A VIN (vehicle identification number) is a string of 17 characters that uniquely identifies a car or motorcycle. These numbers are used around the world and have three standardized formats: one for North America, one for the EU, and one for the rest of the world.
Letters that resemble digits
The characters used in a VIN are digits and capital letters. The letters I, O, and Q are not used to avoid confusion with the numerals 0, 1, and 9. So if you’re not sure whether a character is a digit or a letter, it’s probably a digit.
It would have been better to exclude S than Q. A lower case q looks sorta like a 9, but VINs use capital letters, and an S looks like a 5.
The various parts of a VIN have particular meanings, as documented in the Wikipedia article on VINs. I want to focus on just the check sum, a character whose purpose is to help detect errors in the other characters.
Of the three standards for VINs, only the North American one requires a check sum. The check sum is in the middle of the VIN, the 9th character.
The scheme for computing the check sum is both complicated and weak. The end result is either a digit or an X. There are 33 possibilities for each character (10 digits + 23 letters) and 11 possibilities for a check sum, so the check sum cannot possibly detect all changes to even a single character.
The check sum is computed by first converting all letters to digits, computing a weighted sum of the 17 digits, and taking the remainder by 11. The weights for the 17 characters are
8, 7, 6, 5, 4, 3, 2, 10, 0, 9, 8 ,7 ,6, 5, 4, 3, 2
I don’t see any reason for these weights other than that adjacent weights are different, which is enough to detect transposition of consecutive digits (and characters might not be digits). Maybe the process was deliberately complicated in an attempt to provide a little security by obscurity.
There’s an interesting historical quirk in how the letters are converted to digits: each letter is mapped to a digit with in a somewhat complicated way. More on that here. It has to so with gaps in the EBCDIC values of letters.
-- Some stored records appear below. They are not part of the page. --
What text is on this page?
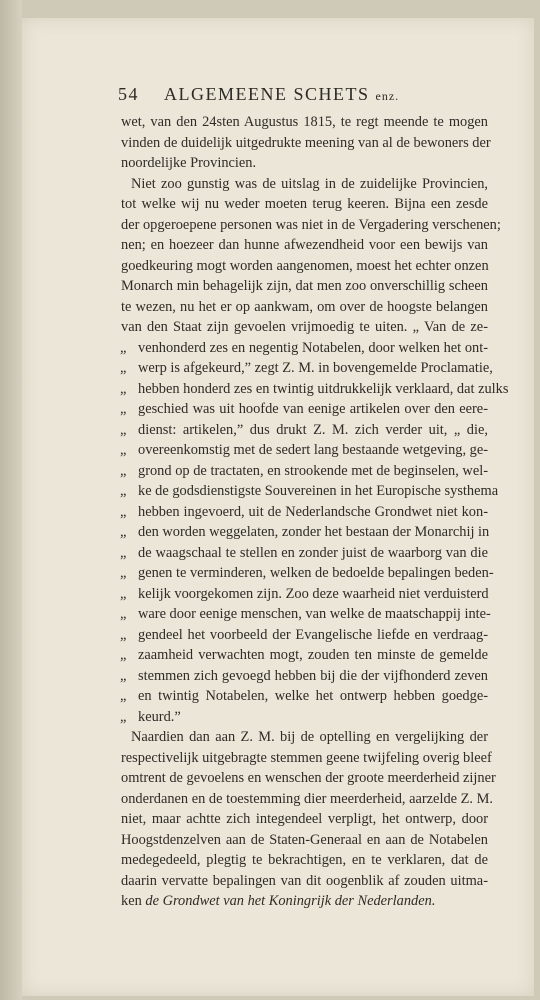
54 ALGEMEENE SCHETS enz.
wet, van den 24sten Augustus 1815, te regt meende te mogen
vinden de duidelijk uitgedrukte meening van al de bewoners der
noordelijke Provincien.
Niet zoo gunstig was de uitslag in de zuidelijke Provincien,
tot welke wij nu weder moeten terug keeren. Bijna een zesde
der opgeroepene personen was niet in de Vergadering verschenen;
nen; en hoezeer dan hunne afwezendheid voor een bewijs van
goedkeuring mogt worden aangenomen, moest het echter onzen
Monarch min behagelijk zijn, dat men zoo onverschillig scheen
te wezen, nu het er op aankwam, om over de hoogste belangen
van den Staat zijn gevoelen vrijmoedig te uiten. „ Van de ze-
„ venhonderd zes en negentig Notabelen, door welken het ont-
„ werp is afgekeurd,” zegt Z. M. in bovengemelde Proclamatie,
„ hebben honderd zes en twintig uitdrukkelijk verklaard, dat zulks
„ geschied was uit hoofde van eenige artikelen over den eere-
„ dienst: artikelen,” dus drukt Z. M. zich verder uit, „ die,
„ overeenkomstig met de sedert lang bestaande wetgeving, ge-
„ grond op de tractaten, en strookende met de beginselen, wel-
„ ke de godsdienstigste Souvereinen in het Europische systhema
„ hebben ingevoerd, uit de Nederlandsche Grondwet niet kon-
„ den worden weggelaten, zonder het bestaan der Monarchij in
„ de waagschaal te stellen en zonder juist de waarborg van die
„ genen te verminderen, welken de bedoelde bepalingen beden-
„ kelijk voorgekomen zijn. Zoo deze waarheid niet verduisterd
„ ware door eenige menschen, van welke de maatschappij inte-
„ gendeel het voorbeeld der Evangelische liefde en verdraag-
„ zaamheid verwachten mogt, zouden ten minste de gemelde
„ stemmen zich gevoegd hebben bij die der vijfhonderd zeven
„ en twintig Notabelen, welke het ontwerp hebben goedge-
„ keurd.”
Naardien dan aan Z. M. bij de optelling en vergelijking der
respectivelijk uitgebragte stemmen geene twijfeling overig bleef
omtrent de gevoelens en wenschen der groote meerderheid zijner
onderdanen en de toestemming dier meerderheid, aarzelde Z. M.
niet, maar achtte zich integendeel verpligt, het ontwerp, door
Hoogstdenzelven aan de Staten-Generaal en aan de Notabelen
medegedeeld, plegtig te bekrachtigen, en te verklaren, dat de
daarin vervatte bepalingen van dit oogenblik af zouden uitma-
ken de Grondwet van het Koningrijk der Nederlanden.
Letters are not mapped to their EBCDIC values per se, but there are jumps that are explained by corresponding jumps in EBCDIC.
EBCDIC?! Why not ASCII? Both EBCDIC and ASCII go back to 1963. VINs date back to 1954 in the US but were standardized in 1981. Presumably the check sum algorithm using EBCDIC digits became a de facto standard before ASCII was ubiquitous.
A better check sum
Any error detection scheme that uses 11 characters to detect changes in 33 characters is necessarily weak.
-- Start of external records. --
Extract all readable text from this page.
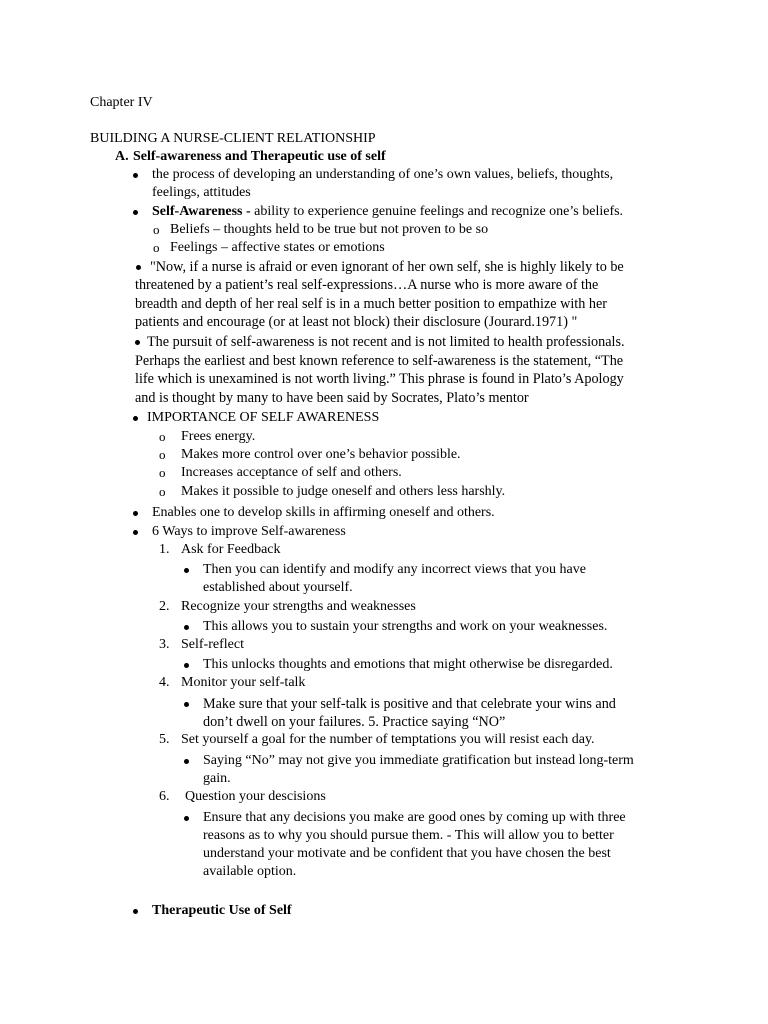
Chapter IV
BUILDING A NURSE-CLIENT RELATIONSHIP
A. Self-awareness and Therapeutic use of self
the process of developing an understanding of one’s own values, beliefs, thoughts,
feelings, attitudes
Self-Awareness - ability to experience genuine feelings and recognize one’s beliefs.
o Beliefs – thoughts held to be true but not proven to be so
o Feelings – affective states or emotions
"Now, if a nurse is afraid or even ignorant of her own self, she is highly likely to be
threatened by a patient’s real self-expressions…A nurse who is more aware of the
breadth and depth of her real self is in a much better position to empathize with her
patients and encourage (or at least not block) their disclosure (Jourard.1971) "
The pursuit of self-awareness is not recent and is not limited to health professionals.
Perhaps the earliest and best known reference to self-awareness is the statement, “The
life which is unexamined is not worth living.” This phrase is found in Plato’s Apology
and is thought by many to have been said by Socrates, Plato’s mentor
IMPORTANCE OF SELF AWARENESS
o Frees energy.
o Makes more control over one’s behavior possible.
o Increases acceptance of self and others.
o Makes it possible to judge oneself and others less harshly.
Enables one to develop skills in affirming oneself and others.
6 Ways to improve Self-awareness
1. Ask for Feedback
Then you can identify and modify any incorrect views that you have
established about yourself.
2. Recognize your strengths and weaknesses
This allows you to sustain your strengths and work on your weaknesses.
3. Self-reflect
This unlocks thoughts and emotions that might otherwise be disregarded.
4. Monitor your self-talk
Make sure that your self-talk is positive and that celebrate your wins and
don’t dwell on your failures. 5. Practice saying “NO”
5. Set yourself a goal for the number of temptations you will resist each day.
Saying “No” may not give you immediate gratification but instead long-term
gain.
6. Question your descisions
Ensure that any decisions you make are good ones by coming up with three
reasons as to why you should pursue them. - This will allow you to better
understand your motivate and be confident that you have chosen the best
available option.
Therapeutic Use of Self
A much better approach would be to use a slight variation on the check sum algorithm Douglas Crockford recommended for base 32 encoding described here. Crockford says to take a string of characters from an alphabet of 32 characters, interpret it as a base 32 number, and take the remainder by 37 as the check sum. The same algorithm would work for an alphabet of 33 characters. All that matters is that the number of possible characters is less than 37.
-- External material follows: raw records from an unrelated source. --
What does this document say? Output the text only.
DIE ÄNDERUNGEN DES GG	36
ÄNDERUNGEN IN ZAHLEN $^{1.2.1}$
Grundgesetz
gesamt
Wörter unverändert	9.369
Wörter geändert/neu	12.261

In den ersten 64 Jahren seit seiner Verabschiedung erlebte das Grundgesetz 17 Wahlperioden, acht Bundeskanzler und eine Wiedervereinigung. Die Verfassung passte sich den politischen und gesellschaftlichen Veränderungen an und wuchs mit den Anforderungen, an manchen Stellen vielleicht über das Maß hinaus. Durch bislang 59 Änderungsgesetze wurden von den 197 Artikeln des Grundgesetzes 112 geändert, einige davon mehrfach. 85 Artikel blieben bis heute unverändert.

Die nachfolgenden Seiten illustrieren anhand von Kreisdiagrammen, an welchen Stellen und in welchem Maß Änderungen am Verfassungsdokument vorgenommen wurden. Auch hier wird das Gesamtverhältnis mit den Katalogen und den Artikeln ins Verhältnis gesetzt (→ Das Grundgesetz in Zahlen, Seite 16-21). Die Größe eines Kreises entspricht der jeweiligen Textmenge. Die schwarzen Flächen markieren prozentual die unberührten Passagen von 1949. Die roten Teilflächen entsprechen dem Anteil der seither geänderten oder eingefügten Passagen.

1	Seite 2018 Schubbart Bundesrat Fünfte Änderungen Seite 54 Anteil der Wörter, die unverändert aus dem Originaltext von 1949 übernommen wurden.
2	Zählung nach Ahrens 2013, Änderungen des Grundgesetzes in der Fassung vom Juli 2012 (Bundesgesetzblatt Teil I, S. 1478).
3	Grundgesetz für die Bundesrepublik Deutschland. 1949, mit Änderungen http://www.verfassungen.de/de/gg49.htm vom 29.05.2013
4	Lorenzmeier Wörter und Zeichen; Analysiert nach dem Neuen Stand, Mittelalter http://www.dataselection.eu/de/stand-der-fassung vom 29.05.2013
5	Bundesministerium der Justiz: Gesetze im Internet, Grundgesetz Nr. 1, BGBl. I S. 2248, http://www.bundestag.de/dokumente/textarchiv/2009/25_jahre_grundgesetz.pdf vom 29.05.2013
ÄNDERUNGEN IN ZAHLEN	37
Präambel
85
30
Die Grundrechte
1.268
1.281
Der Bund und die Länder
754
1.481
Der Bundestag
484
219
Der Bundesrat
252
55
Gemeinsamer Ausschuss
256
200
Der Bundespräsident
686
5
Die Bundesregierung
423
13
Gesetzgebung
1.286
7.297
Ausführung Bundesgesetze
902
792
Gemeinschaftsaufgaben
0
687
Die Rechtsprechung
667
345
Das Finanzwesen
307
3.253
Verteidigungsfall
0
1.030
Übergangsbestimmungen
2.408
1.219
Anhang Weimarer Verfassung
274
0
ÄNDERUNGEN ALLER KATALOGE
Since the check sum is a number between 0 and 36 inclusive, you need 37 characters to represent it. Crockford recommended using the symbols *, ~, $, =, and U for extra symbols in his base 32 system. His system didn’t use U, and VIN numbers do. But we only need four more characters, so we could use *, ~, $, and =.
The drawback to this system is that it requires four new symbols. The advantage is that any change to a single character would be detected, as would any transposition of adjacent characters. This is proved here.